The actors playing villagers relied on Page to help hone their Irish accents, while Classics Instructor Sally Morris contributed by coaching the cast on the pronunciations of the play’s Latin and Greek phrases. Having taught Friel’s play often in her English classes, Page developed a new perspective on it when the cast asked her to act as narrator for the virtual production, in which all the stage directions must be read.
She particularly remembers recording one key scene: a rendezvous between one of the British officers, the earnest Lieutenant Yolland (Paul Rogers ’21), and a village girl, Maire (Ella Fishman ’20), that Page calls the “emotional high point of the play.” In that scene, which closes Act 2, soft guitar music plays in the background as the couple exchanges a torrent of romantic declarations. While both of them are speaking English, in the world of Friel’s play, Maire (like all the villagers) is actually understood to be speaking Irish, of which Yolland knows only a few words.
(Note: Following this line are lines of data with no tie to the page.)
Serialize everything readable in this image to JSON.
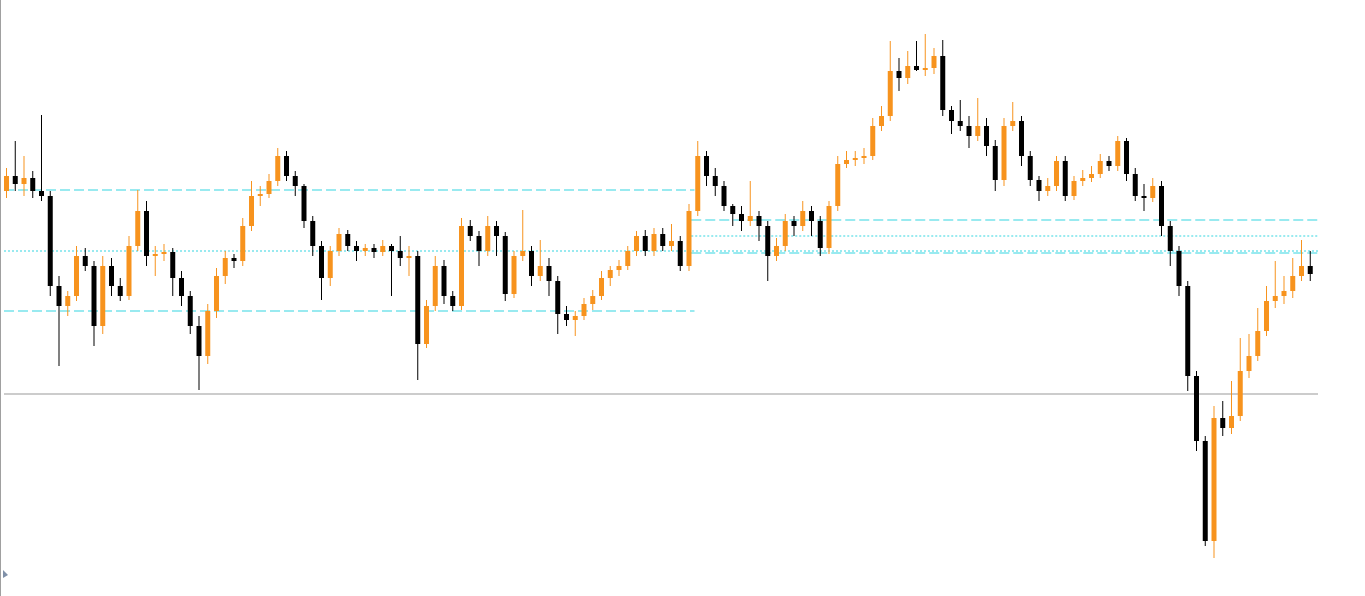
{
  "chart_data": {
    "type": "candlestick",
    "ylim": [
      0,
      596
    ],
    "up_color": "#f7931e",
    "down_color": "#000000",
    "ohlc": [
      [
        405,
        428,
        398,
        420
      ],
      [
        420,
        455,
        405,
        412
      ],
      [
        412,
        440,
        400,
        418
      ],
      [
        418,
        425,
        398,
        405
      ],
      [
        405,
        481,
        395,
        400
      ],
      [
        400,
        405,
        300,
        310
      ],
      [
        310,
        320,
        230,
        290
      ],
      [
        290,
        305,
        280,
        300
      ],
      [
        300,
        350,
        295,
        340
      ],
      [
        340,
        348,
        325,
        330
      ],
      [
        330,
        335,
        250,
        270
      ],
      [
        270,
        340,
        262,
        330
      ],
      [
        330,
        338,
        300,
        310
      ],
      [
        310,
        318,
        295,
        300
      ],
      [
        300,
        360,
        296,
        350
      ],
      [
        350,
        406,
        345,
        385
      ],
      [
        385,
        395,
        330,
        340
      ],
      [
        340,
        350,
        320,
        342
      ],
      [
        342,
        352,
        335,
        344
      ],
      [
        344,
        348,
        300,
        318
      ],
      [
        318,
        325,
        290,
        300
      ],
      [
        300,
        305,
        262,
        270
      ],
      [
        270,
        280,
        206,
        240
      ],
      [
        240,
        292,
        232,
        285
      ],
      [
        285,
        328,
        278,
        320
      ],
      [
        320,
        345,
        312,
        338
      ],
      [
        338,
        342,
        328,
        335
      ],
      [
        335,
        378,
        330,
        370
      ],
      [
        370,
        415,
        365,
        400
      ],
      [
        400,
        410,
        390,
        402
      ],
      [
        402,
        422,
        398,
        415
      ],
      [
        415,
        448,
        410,
        440
      ],
      [
        440,
        445,
        415,
        420
      ],
      [
        420,
        425,
        400,
        410
      ],
      [
        410,
        412,
        368,
        375
      ],
      [
        375,
        380,
        340,
        350
      ],
      [
        350,
        355,
        296,
        318
      ],
      [
        318,
        350,
        310,
        345
      ],
      [
        345,
        368,
        340,
        362
      ],
      [
        362,
        366,
        345,
        350
      ],
      [
        350,
        355,
        335,
        345
      ],
      [
        345,
        352,
        340,
        348
      ],
      [
        348,
        352,
        338,
        344
      ],
      [
        344,
        356,
        340,
        350
      ],
      [
        350,
        352,
        300,
        345
      ],
      [
        345,
        360,
        330,
        338
      ],
      [
        338,
        350,
        320,
        340
      ],
      [
        340,
        345,
        216,
        252
      ],
      [
        252,
        296,
        248,
        290
      ],
      [
        290,
        340,
        285,
        330
      ],
      [
        330,
        336,
        292,
        300
      ],
      [
        300,
        305,
        285,
        290
      ],
      [
        290,
        378,
        286,
        370
      ],
      [
        370,
        376,
        355,
        360
      ],
      [
        360,
        365,
        330,
        345
      ],
      [
        345,
        380,
        340,
        370
      ],
      [
        370,
        375,
        340,
        360
      ],
      [
        360,
        364,
        295,
        302
      ],
      [
        302,
        345,
        298,
        340
      ],
      [
        340,
        386,
        335,
        345
      ],
      [
        345,
        350,
        310,
        320
      ],
      [
        320,
        356,
        315,
        330
      ],
      [
        330,
        338,
        300,
        315
      ],
      [
        315,
        320,
        262,
        282
      ],
      [
        282,
        290,
        270,
        276
      ],
      [
        276,
        285,
        260,
        280
      ],
      [
        280,
        298,
        276,
        292
      ],
      [
        292,
        306,
        286,
        300
      ],
      [
        300,
        325,
        296,
        318
      ],
      [
        318,
        330,
        310,
        326
      ],
      [
        326,
        336,
        320,
        330
      ],
      [
        330,
        350,
        326,
        345
      ],
      [
        345,
        365,
        340,
        360
      ],
      [
        360,
        366,
        340,
        345
      ],
      [
        345,
        368,
        340,
        362
      ],
      [
        362,
        368,
        345,
        350
      ],
      [
        350,
        372,
        345,
        355
      ],
      [
        355,
        360,
        325,
        330
      ],
      [
        330,
        392,
        325,
        385
      ],
      [
        385,
        455,
        380,
        440
      ],
      [
        440,
        445,
        410,
        420
      ],
      [
        420,
        428,
        400,
        410
      ],
      [
        410,
        415,
        385,
        390
      ],
      [
        390,
        392,
        370,
        382
      ],
      [
        382,
        390,
        365,
        375
      ],
      [
        375,
        415,
        370,
        380
      ],
      [
        380,
        385,
        355,
        370
      ],
      [
        370,
        375,
        315,
        340
      ],
      [
        340,
        358,
        335,
        350
      ],
      [
        350,
        382,
        345,
        375
      ],
      [
        375,
        380,
        360,
        370
      ],
      [
        370,
        395,
        365,
        385
      ],
      [
        385,
        390,
        360,
        375
      ],
      [
        375,
        380,
        340,
        348
      ],
      [
        348,
        395,
        342,
        390
      ],
      [
        390,
        440,
        385,
        432
      ],
      [
        432,
        445,
        428,
        436
      ],
      [
        436,
        445,
        430,
        438
      ],
      [
        438,
        448,
        432,
        440
      ],
      [
        440,
        478,
        436,
        470
      ],
      [
        470,
        490,
        465,
        480
      ],
      [
        480,
        555,
        475,
        525
      ],
      [
        525,
        538,
        505,
        518
      ],
      [
        518,
        545,
        512,
        530
      ],
      [
        530,
        555,
        525,
        526
      ],
      [
        526,
        562,
        520,
        528
      ],
      [
        528,
        548,
        522,
        540
      ],
      [
        540,
        556,
        480,
        486
      ],
      [
        486,
        490,
        462,
        475
      ],
      [
        475,
        496,
        465,
        470
      ],
      [
        470,
        480,
        448,
        460
      ],
      [
        460,
        498,
        455,
        470
      ],
      [
        470,
        478,
        440,
        450
      ],
      [
        450,
        456,
        405,
        416
      ],
      [
        416,
        478,
        410,
        470
      ],
      [
        470,
        494,
        465,
        475
      ],
      [
        475,
        480,
        430,
        440
      ],
      [
        440,
        445,
        410,
        416
      ],
      [
        416,
        420,
        395,
        405
      ],
      [
        405,
        418,
        400,
        410
      ],
      [
        410,
        440,
        405,
        435
      ],
      [
        435,
        440,
        395,
        400
      ],
      [
        400,
        420,
        396,
        415
      ],
      [
        415,
        426,
        410,
        418
      ],
      [
        418,
        430,
        414,
        422
      ],
      [
        422,
        442,
        418,
        435
      ],
      [
        435,
        440,
        425,
        430
      ],
      [
        430,
        460,
        425,
        455
      ],
      [
        455,
        458,
        415,
        422
      ],
      [
        422,
        428,
        395,
        400
      ],
      [
        400,
        412,
        385,
        398
      ],
      [
        398,
        418,
        394,
        410
      ],
      [
        410,
        415,
        360,
        370
      ],
      [
        370,
        375,
        330,
        345
      ],
      [
        345,
        350,
        300,
        310
      ],
      [
        310,
        315,
        205,
        220
      ],
      [
        220,
        225,
        145,
        155
      ],
      [
        155,
        160,
        50,
        55
      ],
      [
        55,
        190,
        38,
        178
      ],
      [
        178,
        195,
        160,
        168
      ],
      [
        168,
        215,
        162,
        180
      ],
      [
        180,
        258,
        175,
        225
      ],
      [
        225,
        262,
        218,
        240
      ],
      [
        240,
        288,
        235,
        265
      ],
      [
        265,
        310,
        260,
        295
      ],
      [
        295,
        335,
        288,
        300
      ],
      [
        300,
        320,
        292,
        305
      ],
      [
        305,
        338,
        298,
        320
      ],
      [
        320,
        356,
        315,
        330
      ],
      [
        330,
        345,
        315,
        322
      ]
    ],
    "levels": [
      {
        "value": 406,
        "color": "#33d6e0",
        "style": "dashed",
        "start": 0,
        "end": 78
      },
      {
        "value": 285,
        "color": "#33d6e0",
        "style": "dashed",
        "start": 0,
        "end": 78
      },
      {
        "value": 345,
        "color": "#33d6e0",
        "style": "dotted",
        "start": 0,
        "end": 149
      },
      {
        "value": 376,
        "color": "#33d6e0",
        "style": "dashed",
        "start": 79,
        "end": 149
      },
      {
        "value": 343,
        "color": "#33d6e0",
        "style": "dashed",
        "start": 79,
        "end": 149
      },
      {
        "value": 360,
        "color": "#33d6e0",
        "style": "dotted",
        "start": 79,
        "end": 149
      },
      {
        "value": 202,
        "color": "#9a9a9a",
        "style": "solid",
        "start": 0,
        "end": 149
      }
    ]
  }
}
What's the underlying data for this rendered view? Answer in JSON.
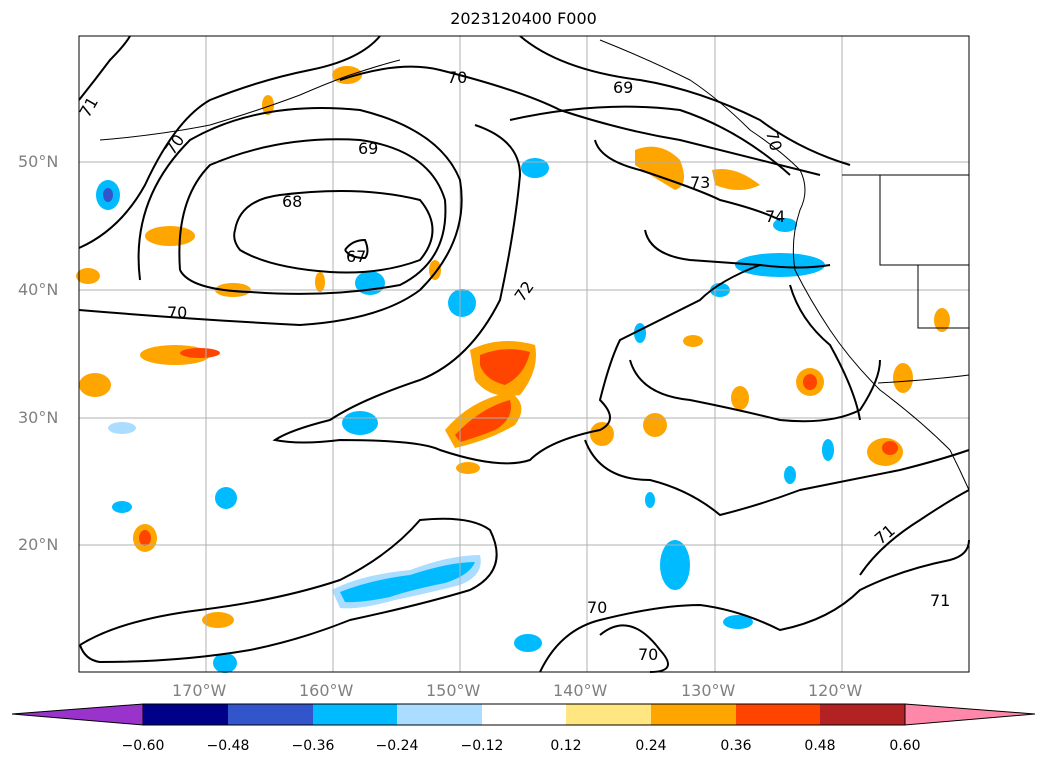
{
  "title": "2023120400 F000",
  "axes": {
    "lat_labels": [
      "50°N",
      "40°N",
      "30°N",
      "20°N"
    ],
    "lon_labels": [
      "170°W",
      "160°W",
      "150°W",
      "140°W",
      "130°W",
      "120°W"
    ]
  },
  "contour_labels": [
    "71",
    "70",
    "69",
    "68",
    "67",
    "70",
    "72",
    "69",
    "73",
    "70",
    "74",
    "70",
    "71",
    "70",
    "70",
    "71"
  ],
  "colorbar": {
    "ticks": [
      "−0.60",
      "−0.48",
      "−0.36",
      "−0.24",
      "−0.12",
      "0.12",
      "0.24",
      "0.36",
      "0.48",
      "0.60"
    ],
    "colors": [
      "#9933cc",
      "#000088",
      "#3355cc",
      "#00bbff",
      "#aaddff",
      "#ffffff",
      "#ffe680",
      "#ffa500",
      "#ff4400",
      "#b22222",
      "#ff88aa"
    ]
  }
}
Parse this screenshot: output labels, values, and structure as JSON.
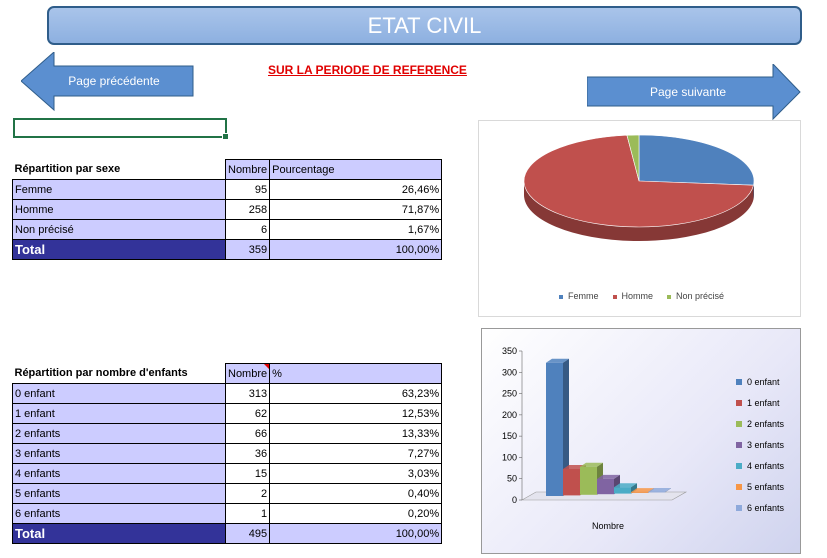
{
  "header": {
    "title": "ETAT CIVIL",
    "subtitle": "SUR LA PERIODE DE REFERENCE"
  },
  "nav": {
    "prev_label": "Page précédente",
    "next_label": "Page suivante"
  },
  "sex_table": {
    "title": "Répartition par sexe",
    "col_count": "Nombre",
    "col_pct": "Pourcentage",
    "rows": [
      {
        "label": "Femme",
        "count": "95",
        "pct": "26,46%"
      },
      {
        "label": "Homme",
        "count": "258",
        "pct": "71,87%"
      },
      {
        "label": "Non précisé",
        "count": "6",
        "pct": "1,67%"
      }
    ],
    "total": {
      "label": "Total",
      "count": "359",
      "pct": "100,00%"
    }
  },
  "children_table": {
    "title": "Répartition par nombre d'enfants",
    "col_count": "Nombre",
    "col_pct": "%",
    "rows": [
      {
        "label": "0 enfant",
        "count": "313",
        "pct": "63,23%"
      },
      {
        "label": "1 enfant",
        "count": "62",
        "pct": "12,53%"
      },
      {
        "label": "2 enfants",
        "count": "66",
        "pct": "13,33%"
      },
      {
        "label": "3 enfants",
        "count": "36",
        "pct": "7,27%"
      },
      {
        "label": "4 enfants",
        "count": "15",
        "pct": "3,03%"
      },
      {
        "label": "5 enfants",
        "count": "2",
        "pct": "0,40%"
      },
      {
        "label": "6 enfants",
        "count": "1",
        "pct": "0,20%"
      }
    ],
    "total": {
      "label": "Total",
      "count": "495",
      "pct": "100,00%"
    }
  },
  "chart_data": [
    {
      "type": "pie",
      "categories": [
        "Femme",
        "Homme",
        "Non précisé"
      ],
      "values": [
        95,
        258,
        6
      ],
      "colors": [
        "#4f81bd",
        "#c0504d",
        "#9bbb59"
      ],
      "legend": "bottom"
    },
    {
      "type": "bar",
      "categories": [
        "Nombre"
      ],
      "series": [
        {
          "name": "0 enfant",
          "values": [
            313
          ]
        },
        {
          "name": "1 enfant",
          "values": [
            62
          ]
        },
        {
          "name": "2 enfants",
          "values": [
            66
          ]
        },
        {
          "name": "3 enfants",
          "values": [
            36
          ]
        },
        {
          "name": "4 enfants",
          "values": [
            15
          ]
        },
        {
          "name": "5 enfants",
          "values": [
            2
          ]
        },
        {
          "name": "6 enfants",
          "values": [
            1
          ]
        }
      ],
      "colors": [
        "#4f81bd",
        "#c0504d",
        "#9bbb59",
        "#8064a2",
        "#4bacc6",
        "#f79646",
        "#8ea9db"
      ],
      "ylim": [
        0,
        350
      ],
      "yticks": [
        "0",
        "50",
        "100",
        "150",
        "200",
        "250",
        "300",
        "350"
      ],
      "xlabel": "Nombre",
      "legend": "right"
    }
  ]
}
As the scene continues, the two characters grow closer and closer — even as they completely fail to understand what the other is saying.
“I was so moved, even as I was attempting to be a neutral narrator,” Page recalls of the scene, marveling at the actors’ ability to “play off one another in their tiny moon screens.”
The cast and crew found some much needed unity and creative expression in the virtual production process. “Given the state of the world right now, it’s been hard to keep creativity a part of my day-to-day life,” Fishman says. “This production allowed me to focus on art, which I don’t really think that I would have done a whole lot of otherwise.”